The Legend of Moleskine

One of the things wrong with modern education is that kids don’t learn math.

No, wait. I already said that…

One of the things wrong with modern education is that we are losing the legends and lore of earlier times.  I’ve written before about a friend of mine who did not know the story of William Tell.  I have young friends who think vampires are sparkly gay teenagers instead of minor Eastern European nobility who vant to suck your blood.

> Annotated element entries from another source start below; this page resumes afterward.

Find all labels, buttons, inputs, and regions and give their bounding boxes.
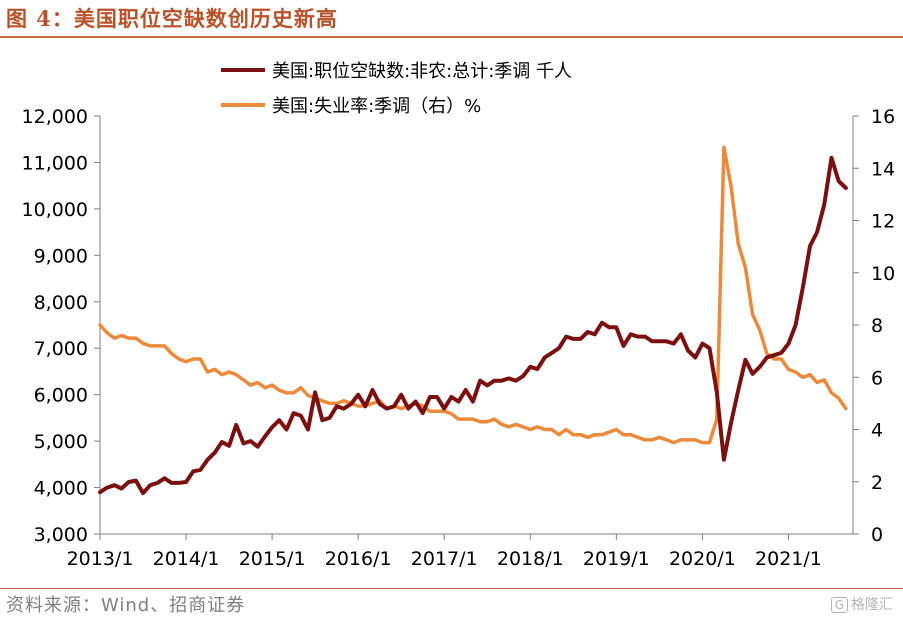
legend-label-unemployment: 美国:失业率:季调（右）%	[272, 96, 481, 117]
x-tick-label: 2016/1	[325, 548, 392, 570]
x-tick-label: 2019/1	[583, 548, 650, 570]
right-y-tick-label: 12	[871, 211, 895, 233]
source-note: 资料来源：Wind、招商证券	[6, 595, 246, 616]
watermark-text: 格隆汇	[851, 597, 893, 613]
title-divider	[0, 36, 903, 38]
right-y-tick-label: 0	[871, 524, 883, 546]
x-tick-label: 2021/1	[755, 548, 822, 570]
footer-divider	[0, 588, 903, 589]
left-y-tick-label: 5,000	[34, 431, 88, 453]
series-layer	[98, 145, 848, 496]
left-y-tick-label: 4,000	[34, 478, 88, 500]
legend-label-openings: 美国:职位空缺数:非农:总计:季调 千人	[272, 61, 572, 82]
left-y-tick-label: 9,000	[34, 245, 88, 267]
job-openings-line	[98, 155, 848, 496]
left-y-tick-label: 6,000	[34, 385, 88, 407]
watermark-logo-icon: G	[830, 597, 848, 613]
left-y-tick-label: 7,000	[34, 338, 88, 360]
watermark: G 格隆汇	[830, 594, 893, 614]
x-axis: 2013/1 2014/1 2015/1 2016/1 2017/1 2018/1 2019…	[67, 534, 822, 570]
right-y-axis: 0 2 4 6 8 10 12 14 16	[853, 106, 895, 546]
figure-title: 图 4：美国职位空缺数创历史新高	[6, 6, 338, 31]
x-tick-label: 2017/1	[411, 548, 478, 570]
dual-axis-line-chart: 3,000 4,000 5,000 6,000 7,000 8,000 9,000 10,00…	[22, 61, 896, 570]
x-tick-label: 2020/1	[669, 548, 736, 570]
legend: 美国:职位空缺数:非农:总计:季调 千人 美国:失业率:季调（右）%	[221, 61, 572, 117]
right-y-tick-label: 10	[871, 263, 895, 285]
left-y-tick-label: 11,000	[22, 152, 88, 174]
left-y-tick-label: 8,000	[34, 292, 88, 314]
left-y-tick-label: 3,000	[34, 524, 88, 546]
unemployment-rate-line	[98, 145, 848, 445]
x-tick-label: 2015/1	[239, 548, 306, 570]
right-y-tick-label: 16	[871, 106, 895, 128]
x-tick-label: 2014/1	[153, 548, 220, 570]
right-y-tick-label: 8	[871, 315, 883, 337]
left-y-tick-label: 10,000	[22, 199, 88, 221]
right-y-tick-label: 14	[871, 158, 895, 180]
right-y-tick-label: 4	[871, 420, 883, 442]
x-tick-label: 2013/1	[67, 548, 134, 570]
x-tick-label: 2018/1	[497, 548, 564, 570]
right-y-tick-label: 6	[871, 367, 883, 389]
left-y-tick-label: 12,000	[22, 106, 88, 128]
right-y-tick-label: 2	[871, 472, 883, 494]
left-y-axis: 3,000 4,000 5,000 6,000 7,000 8,000 9,000 10,00…	[22, 106, 100, 546]
plot-area	[99, 116, 854, 535]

This came back to me this morning when I was at Barnes & Noble.  There was a rack of notebooks for sale, but nobody seemed to be interested.  (Kids, notebooks are like small iPads, only you can’t watch movies on them and the batteries last longer — ask your parents.)  I took the above picture of the sign (pictured above) as I realized that the problem was that kids today don’t understand the cultural significance of Moleskine Legendary Notebooks, because they never learned the legend of Moleskine in school.

I decided that since no one else will do it, I would step forward and help further the education of today’s youth.  Gather around, kiddies, as I tell you of the Legend of Moleskine.

The Legend of Mo LeSkine

Once, long ago, there was a French scientist name Maurice “Mo” LeSkine.  Like most scientists of his day, Mo was an astrologer and alchemist.  His parents, Jean and Jeanne LeSkine, disapproved of his pursuits, and urged him to go into the family business of oppressing peasants.  But Mo’s heart wasn’t really into oppression.  He had been bitten by the alchemist’s bug — the ability to turn lead into gold.

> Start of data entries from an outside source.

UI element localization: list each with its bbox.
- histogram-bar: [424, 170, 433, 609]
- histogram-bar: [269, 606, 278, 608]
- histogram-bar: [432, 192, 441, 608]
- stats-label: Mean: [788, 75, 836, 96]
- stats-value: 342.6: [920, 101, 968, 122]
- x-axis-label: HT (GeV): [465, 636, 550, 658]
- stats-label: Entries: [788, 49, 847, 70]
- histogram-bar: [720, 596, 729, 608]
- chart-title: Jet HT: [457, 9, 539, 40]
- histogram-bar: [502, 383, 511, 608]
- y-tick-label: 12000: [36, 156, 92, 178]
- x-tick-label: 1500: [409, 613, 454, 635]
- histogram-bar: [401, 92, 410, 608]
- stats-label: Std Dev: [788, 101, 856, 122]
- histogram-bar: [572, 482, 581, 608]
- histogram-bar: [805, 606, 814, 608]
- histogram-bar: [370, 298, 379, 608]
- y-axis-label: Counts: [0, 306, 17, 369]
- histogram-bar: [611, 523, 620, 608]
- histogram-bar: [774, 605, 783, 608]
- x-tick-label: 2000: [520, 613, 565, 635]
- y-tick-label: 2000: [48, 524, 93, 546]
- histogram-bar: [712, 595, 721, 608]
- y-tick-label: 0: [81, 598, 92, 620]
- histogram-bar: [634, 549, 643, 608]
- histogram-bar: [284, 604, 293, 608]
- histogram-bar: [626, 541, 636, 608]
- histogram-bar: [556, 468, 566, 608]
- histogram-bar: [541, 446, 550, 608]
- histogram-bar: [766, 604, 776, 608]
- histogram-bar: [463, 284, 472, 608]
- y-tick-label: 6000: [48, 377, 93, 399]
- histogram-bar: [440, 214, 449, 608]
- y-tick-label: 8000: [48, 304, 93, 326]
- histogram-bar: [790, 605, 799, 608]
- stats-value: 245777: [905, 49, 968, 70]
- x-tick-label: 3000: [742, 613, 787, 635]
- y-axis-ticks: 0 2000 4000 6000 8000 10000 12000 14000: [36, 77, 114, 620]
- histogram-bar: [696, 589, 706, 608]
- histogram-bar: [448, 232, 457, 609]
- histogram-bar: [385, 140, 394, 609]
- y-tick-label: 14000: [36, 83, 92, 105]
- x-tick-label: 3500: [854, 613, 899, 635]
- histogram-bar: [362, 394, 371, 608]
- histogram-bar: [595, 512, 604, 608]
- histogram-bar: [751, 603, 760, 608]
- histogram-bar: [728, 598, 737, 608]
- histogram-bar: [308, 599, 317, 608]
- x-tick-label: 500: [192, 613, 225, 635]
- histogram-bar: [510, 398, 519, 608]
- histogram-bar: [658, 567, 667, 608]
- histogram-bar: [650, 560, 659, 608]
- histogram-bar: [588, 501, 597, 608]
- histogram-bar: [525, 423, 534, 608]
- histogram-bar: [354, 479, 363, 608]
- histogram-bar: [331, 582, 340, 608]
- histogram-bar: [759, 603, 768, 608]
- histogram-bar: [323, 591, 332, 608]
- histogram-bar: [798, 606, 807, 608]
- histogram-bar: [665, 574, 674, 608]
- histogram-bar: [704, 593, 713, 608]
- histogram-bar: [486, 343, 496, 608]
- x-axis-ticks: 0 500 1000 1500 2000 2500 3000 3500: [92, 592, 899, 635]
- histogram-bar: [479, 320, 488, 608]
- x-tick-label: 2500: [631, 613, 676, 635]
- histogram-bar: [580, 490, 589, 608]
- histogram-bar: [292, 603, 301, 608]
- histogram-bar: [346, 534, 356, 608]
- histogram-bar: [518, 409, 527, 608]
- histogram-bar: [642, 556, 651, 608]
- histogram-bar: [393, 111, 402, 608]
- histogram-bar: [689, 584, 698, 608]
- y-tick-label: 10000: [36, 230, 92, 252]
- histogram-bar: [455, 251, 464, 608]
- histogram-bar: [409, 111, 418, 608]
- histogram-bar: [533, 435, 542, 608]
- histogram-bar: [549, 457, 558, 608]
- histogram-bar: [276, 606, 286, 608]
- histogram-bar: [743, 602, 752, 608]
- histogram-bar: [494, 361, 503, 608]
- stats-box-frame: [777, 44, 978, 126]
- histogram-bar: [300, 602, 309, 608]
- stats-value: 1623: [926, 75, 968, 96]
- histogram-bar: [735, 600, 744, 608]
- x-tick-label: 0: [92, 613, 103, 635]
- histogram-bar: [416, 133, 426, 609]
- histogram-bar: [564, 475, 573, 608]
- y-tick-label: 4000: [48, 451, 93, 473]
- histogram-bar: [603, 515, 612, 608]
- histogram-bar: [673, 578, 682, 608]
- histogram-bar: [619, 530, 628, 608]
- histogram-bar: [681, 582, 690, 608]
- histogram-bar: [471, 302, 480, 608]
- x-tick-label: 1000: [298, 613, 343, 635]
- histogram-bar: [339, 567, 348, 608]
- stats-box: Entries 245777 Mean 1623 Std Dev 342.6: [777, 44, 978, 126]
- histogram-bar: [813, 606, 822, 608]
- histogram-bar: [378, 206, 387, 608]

So Monsieur LeSkine set himself up in a little laboratory in the outskirts of Paris, and began his experiments.  Every day he would slave away in his lab over a hot philosopher’s stone, transmuting his little heart out. At night, he would gaze up at the stars, and make notes of their positions.  He didn’t use a telescope for his observations, because he wasn’t sure whether they had been invented yet.  The next morning, he would use his calculations to work out his horoscope, and then back to the transmuting lab to start again.

For months, Mo labored in vain.  He had managed to change lead into beryllium, argon, cubic zirconium, and flubber, but never to gold.  His astrology fared no better.  Every morning his horoscope gave him vague predictions and generic advice. (“Today a man will tell you about a thing you should do.”  “You should eat foods that are good for you.”)

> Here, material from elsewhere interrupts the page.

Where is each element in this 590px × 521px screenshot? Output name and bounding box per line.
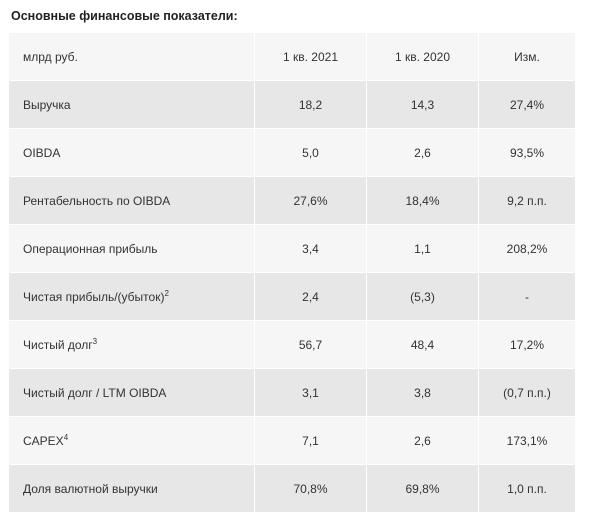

Things were getting desperate for the young scientist.  He’d even noticed some local peasants that looked like they’d benefit from a good oppressing.  But one morning, after a particularly long night of stargazing and wishing someone would at least invent binoculars, Maurice Le Skine composed his daily horoscope and read in astonishment what the stars had revealed.

Pisces: Today would be a good day to transmute lead into gold.  A dark-haired woman will enter your neighborhood.

LeSkine jumped for joy.  Today was finally the day!  He rushed down the stairs to his lab and began furiously working on his transmutation equations.  Finally, after a few hours wishing someone had gotten around to inventing calculus, Mo had his answer.  The formula for transmuting lead into gold!  Scribbling the formula into his notebook, he rushed toward the city to get the supplies he needed, distracted only by the hordes of dark-haired women who seemed to be entering every neighborhood he passed.

What Mo had failed to take into account was that fully one-twelfth of humanity was born between the middle of February and the middle of March, and that included a lot of would-be alchemists.  By the time Mo got to Jacques’ Lead Emporium, the shelves had been stripped bare of lead.  Jacques told Maurice that a new lead shipment wasn’t due till the end of the month.  Dejected, Mo returned home, anxious for the end of the month to come.  It was late, so he quickly made his astrological observations and went to bed.

When he woke up the next morning, he was still groggy from all the excitement of the previous day.  He got his morning coffee and his notebook and set about divining the day’s horoscope.  Just as he was finishing, he was startled by a knock at the door, and dropped his coffee onto the table, splashing it everywhere.  Finding no one at the door, he ignored the spilled coffee and read his horoscope.

Pisces: Today would be a bad day to spill things on your transmutation notes.  Your shoes are under the sofa.

Mo looked over at his notebook, sitting in a grande puddle of coffee.  The ink on the page had run, and the transmutation notes were illegible.  The secret of transmuting lead into gold was gone.

And the legend of Mo LeSkine’s Notebook was born.